IMHO, Bluetooth has a way to go. My son is still trying to figure out his car after over a year. Back to BMW! BTW, he's 22 and techie savvy (if your into video games).:laughing:


----------



## ApgarNJ (Apr 16, 2006)

I have a motorola E815 and like how loud the ringer is. you can set the ringer to be SOFT or LOUD, and that is separate from the 7 different volume controls you have for how loud it really is. the vibrate isn't as strong as my old LG phone, but overal, for the price, this motorola phone is a great buy. it's got bluetooth built in. so i ended up getting a bluetooth headset and love it. i normally hate handsfree kits but the blue tooth is great for the car. i don't walk around with it in my ear all day like some guys. just looks rediculous. 

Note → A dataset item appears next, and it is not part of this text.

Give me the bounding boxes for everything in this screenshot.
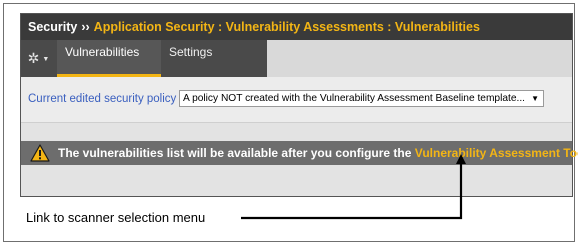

the camera on this phone is 1.3 megapixels, which isn't bad for a phone.
my LG vx7000 took horrible dark pictures and required a lot of light.
i don't rely on the camera phone for a lot photos but once and a while you need to take a pic and don't have the digital one around.


----------



## Dustball (Jul 7, 2006)

Update-

I ended up getting a T-Mobile MDA and bought a bluetooth headset. I have to say that the headset has much more volume than I expected and I am very pleased with it.


----------



## Double-A (Jul 3, 2006)

I got an LG CG225 and hate the thing.

The speaker is nice and loud. But the phone is a toy. Once I find a replacement, its going on ebay.


----------